YAŞAMA HEVESİNİZİ HİÇ KAYBETMEYİN

Ciddi hastalıklarla mücadele eden insanlara söylemek istediklerini sorduğumuz Tahiroğlu,  “Hayata olan hevesinizi hiç kaybetmeyin, hasta olduğunuz anda eğer hevesle yaşamıyorsanız hastalık sizi yener.” diye yanıtlıyor.

Gazeteci Tahiroğlu, hastalığının adını “Timur” koymuş ve onunla dalga geçiyor. “Hastalığımı tıpkı bizim topraklarımıza geldiğinde kovaladığımız Timur gibi algılıyorum ve benim vücuduma her gelişinde de onu kovalamaya niyetliyim. Her insan içinde Yin ve Yang’ı bulundurur önemli olan kötülüğe yenilmemek.

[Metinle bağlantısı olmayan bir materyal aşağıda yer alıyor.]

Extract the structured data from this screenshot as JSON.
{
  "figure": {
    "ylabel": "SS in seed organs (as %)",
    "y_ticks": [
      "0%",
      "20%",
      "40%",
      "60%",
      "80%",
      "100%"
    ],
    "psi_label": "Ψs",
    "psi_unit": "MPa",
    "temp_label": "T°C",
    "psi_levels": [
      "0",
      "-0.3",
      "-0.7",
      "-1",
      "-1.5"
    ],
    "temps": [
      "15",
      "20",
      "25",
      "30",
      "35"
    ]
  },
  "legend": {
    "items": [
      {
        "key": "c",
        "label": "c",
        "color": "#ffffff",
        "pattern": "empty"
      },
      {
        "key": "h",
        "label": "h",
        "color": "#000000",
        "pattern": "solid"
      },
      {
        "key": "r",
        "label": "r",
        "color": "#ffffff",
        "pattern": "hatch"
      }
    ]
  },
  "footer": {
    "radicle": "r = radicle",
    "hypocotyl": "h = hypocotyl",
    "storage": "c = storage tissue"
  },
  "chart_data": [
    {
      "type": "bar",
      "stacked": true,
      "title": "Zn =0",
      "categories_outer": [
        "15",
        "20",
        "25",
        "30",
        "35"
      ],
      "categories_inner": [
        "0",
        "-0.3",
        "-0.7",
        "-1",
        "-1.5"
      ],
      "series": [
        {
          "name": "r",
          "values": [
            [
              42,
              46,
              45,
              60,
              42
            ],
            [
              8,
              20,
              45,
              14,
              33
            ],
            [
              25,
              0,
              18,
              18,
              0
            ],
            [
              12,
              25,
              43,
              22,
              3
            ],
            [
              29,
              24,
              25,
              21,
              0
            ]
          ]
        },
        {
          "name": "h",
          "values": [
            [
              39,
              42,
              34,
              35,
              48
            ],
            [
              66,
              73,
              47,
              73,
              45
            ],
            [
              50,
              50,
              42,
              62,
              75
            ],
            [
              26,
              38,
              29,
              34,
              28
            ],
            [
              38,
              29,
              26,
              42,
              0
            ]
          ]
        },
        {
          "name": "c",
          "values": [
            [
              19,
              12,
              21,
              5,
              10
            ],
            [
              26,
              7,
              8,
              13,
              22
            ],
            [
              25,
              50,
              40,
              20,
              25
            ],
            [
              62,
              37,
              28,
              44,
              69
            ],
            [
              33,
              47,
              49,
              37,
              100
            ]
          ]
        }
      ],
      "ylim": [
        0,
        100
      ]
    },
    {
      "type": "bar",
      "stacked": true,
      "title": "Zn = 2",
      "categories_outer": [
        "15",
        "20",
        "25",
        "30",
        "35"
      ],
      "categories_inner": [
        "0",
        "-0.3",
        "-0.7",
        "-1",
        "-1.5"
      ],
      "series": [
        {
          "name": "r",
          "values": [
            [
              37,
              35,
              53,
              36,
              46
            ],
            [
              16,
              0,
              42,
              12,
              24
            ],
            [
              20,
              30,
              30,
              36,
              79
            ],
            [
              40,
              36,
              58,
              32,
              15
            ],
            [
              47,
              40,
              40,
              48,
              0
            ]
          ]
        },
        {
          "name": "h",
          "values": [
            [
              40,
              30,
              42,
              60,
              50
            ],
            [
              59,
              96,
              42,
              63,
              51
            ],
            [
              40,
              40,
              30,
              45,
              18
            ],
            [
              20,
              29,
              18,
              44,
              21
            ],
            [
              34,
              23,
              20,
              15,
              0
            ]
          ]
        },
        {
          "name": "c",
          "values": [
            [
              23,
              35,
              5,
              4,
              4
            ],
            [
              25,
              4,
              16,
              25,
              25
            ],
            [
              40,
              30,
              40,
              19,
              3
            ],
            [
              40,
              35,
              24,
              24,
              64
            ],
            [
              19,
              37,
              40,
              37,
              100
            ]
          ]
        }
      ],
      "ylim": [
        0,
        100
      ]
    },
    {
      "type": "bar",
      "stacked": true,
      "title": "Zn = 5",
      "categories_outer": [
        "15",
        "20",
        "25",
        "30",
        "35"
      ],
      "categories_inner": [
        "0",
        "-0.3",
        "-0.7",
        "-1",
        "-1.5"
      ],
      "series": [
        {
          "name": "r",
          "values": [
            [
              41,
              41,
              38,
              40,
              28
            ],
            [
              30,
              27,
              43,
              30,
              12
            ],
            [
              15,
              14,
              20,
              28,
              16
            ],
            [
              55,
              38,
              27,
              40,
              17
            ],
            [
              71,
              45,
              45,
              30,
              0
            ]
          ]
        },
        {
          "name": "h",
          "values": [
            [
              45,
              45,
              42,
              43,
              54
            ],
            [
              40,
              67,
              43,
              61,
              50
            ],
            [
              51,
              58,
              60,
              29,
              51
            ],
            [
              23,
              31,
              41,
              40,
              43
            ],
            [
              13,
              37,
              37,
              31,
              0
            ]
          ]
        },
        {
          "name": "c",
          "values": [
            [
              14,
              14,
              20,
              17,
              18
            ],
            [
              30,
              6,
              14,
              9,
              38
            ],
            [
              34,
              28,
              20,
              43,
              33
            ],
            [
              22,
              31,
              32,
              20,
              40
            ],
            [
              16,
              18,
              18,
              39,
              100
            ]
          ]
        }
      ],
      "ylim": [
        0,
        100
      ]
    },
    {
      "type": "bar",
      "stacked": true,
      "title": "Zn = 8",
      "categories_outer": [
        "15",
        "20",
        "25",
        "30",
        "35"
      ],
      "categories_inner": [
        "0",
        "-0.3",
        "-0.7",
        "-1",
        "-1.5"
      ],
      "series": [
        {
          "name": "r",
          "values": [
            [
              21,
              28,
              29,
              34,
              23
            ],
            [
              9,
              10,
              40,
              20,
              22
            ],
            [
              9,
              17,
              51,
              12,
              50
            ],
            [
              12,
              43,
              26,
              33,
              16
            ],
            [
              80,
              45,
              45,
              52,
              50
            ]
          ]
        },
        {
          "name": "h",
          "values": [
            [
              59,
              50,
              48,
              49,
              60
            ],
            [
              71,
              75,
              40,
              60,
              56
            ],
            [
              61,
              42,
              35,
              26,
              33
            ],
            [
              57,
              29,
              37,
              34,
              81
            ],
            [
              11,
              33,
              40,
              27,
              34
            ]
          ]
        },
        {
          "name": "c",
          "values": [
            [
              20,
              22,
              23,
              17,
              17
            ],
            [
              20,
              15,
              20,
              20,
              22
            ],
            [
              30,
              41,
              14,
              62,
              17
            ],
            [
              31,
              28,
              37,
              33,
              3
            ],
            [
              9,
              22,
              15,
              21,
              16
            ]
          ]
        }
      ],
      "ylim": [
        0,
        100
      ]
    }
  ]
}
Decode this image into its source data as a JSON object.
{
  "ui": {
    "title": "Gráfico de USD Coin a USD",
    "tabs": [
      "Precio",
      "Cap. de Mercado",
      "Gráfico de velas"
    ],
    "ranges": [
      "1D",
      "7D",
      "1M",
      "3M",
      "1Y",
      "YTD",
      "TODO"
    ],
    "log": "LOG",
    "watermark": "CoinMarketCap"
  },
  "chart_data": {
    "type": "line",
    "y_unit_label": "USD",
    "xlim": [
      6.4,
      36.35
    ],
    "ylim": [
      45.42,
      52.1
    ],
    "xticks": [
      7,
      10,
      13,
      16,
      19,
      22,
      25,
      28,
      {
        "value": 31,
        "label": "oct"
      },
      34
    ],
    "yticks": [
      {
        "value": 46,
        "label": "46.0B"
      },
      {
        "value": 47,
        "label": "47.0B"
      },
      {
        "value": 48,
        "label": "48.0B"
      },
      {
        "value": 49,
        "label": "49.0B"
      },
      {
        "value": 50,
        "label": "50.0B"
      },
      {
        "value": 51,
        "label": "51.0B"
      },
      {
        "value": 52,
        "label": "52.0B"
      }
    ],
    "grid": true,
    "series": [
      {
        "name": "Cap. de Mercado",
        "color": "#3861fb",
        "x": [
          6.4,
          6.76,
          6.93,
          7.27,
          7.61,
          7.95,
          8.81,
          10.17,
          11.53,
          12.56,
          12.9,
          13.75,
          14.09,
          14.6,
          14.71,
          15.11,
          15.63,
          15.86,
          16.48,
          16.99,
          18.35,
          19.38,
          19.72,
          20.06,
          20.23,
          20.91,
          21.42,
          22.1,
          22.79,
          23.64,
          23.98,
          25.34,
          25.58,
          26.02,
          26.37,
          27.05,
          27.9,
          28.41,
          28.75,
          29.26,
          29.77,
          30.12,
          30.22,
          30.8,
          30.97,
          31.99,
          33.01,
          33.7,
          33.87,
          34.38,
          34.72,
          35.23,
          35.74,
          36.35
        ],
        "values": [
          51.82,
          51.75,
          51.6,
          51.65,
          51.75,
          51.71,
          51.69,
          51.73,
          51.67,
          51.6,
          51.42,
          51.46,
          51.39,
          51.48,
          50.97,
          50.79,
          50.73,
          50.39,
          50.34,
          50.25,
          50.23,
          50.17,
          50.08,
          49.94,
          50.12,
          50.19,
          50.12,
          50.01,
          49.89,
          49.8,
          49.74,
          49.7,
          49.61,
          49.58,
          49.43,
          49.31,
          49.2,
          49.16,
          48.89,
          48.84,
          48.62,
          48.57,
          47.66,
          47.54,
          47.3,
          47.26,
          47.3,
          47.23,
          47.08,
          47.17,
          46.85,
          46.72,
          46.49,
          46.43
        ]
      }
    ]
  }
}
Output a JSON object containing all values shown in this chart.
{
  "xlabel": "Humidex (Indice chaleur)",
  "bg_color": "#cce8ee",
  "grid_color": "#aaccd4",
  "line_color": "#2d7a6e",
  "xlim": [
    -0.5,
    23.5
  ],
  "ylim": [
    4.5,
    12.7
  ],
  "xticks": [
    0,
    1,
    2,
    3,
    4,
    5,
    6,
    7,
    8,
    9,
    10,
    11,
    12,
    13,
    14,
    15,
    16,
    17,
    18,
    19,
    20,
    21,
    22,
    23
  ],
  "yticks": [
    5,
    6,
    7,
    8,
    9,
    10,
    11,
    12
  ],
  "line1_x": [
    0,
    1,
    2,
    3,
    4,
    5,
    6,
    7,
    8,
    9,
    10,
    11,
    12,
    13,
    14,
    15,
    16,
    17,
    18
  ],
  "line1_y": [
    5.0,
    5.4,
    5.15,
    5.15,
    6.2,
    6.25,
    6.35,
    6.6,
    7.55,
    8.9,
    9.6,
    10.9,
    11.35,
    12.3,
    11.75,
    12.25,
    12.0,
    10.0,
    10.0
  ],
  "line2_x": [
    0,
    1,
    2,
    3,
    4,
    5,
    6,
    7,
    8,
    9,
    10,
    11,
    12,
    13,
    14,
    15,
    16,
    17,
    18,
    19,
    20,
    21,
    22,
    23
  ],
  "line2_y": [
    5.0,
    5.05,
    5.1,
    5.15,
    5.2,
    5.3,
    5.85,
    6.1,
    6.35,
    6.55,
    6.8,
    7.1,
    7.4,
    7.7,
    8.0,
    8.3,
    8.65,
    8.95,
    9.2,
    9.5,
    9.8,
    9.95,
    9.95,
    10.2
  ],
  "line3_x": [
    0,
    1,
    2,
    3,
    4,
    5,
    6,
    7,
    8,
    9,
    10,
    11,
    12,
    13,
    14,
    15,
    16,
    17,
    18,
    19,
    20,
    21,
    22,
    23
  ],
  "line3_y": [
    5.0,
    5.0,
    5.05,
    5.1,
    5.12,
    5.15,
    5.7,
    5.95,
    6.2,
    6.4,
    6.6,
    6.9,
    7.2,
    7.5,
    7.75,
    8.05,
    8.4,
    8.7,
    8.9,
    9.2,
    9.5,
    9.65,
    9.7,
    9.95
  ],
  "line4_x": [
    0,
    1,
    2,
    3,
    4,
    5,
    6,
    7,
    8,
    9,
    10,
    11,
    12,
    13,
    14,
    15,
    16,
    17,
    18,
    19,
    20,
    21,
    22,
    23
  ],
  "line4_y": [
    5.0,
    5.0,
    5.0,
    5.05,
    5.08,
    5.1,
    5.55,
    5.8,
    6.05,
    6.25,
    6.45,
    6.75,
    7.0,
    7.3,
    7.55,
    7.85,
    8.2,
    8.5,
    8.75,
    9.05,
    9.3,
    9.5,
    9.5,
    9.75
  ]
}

Herkes içindeki iyiliği ön plana çıkarmalı, gülümsemeyi bilmeli.” diyor.

Gülçin Uysal Tahiroğlu, kitabın gelirini ÇYDD (Çağdaş Yaşamı Destekleme Derneği) ve ÇOKSEV (Çocuk Kanserleri Sevgi ve Dayanışma Derneği) derneğine bağışlayacak.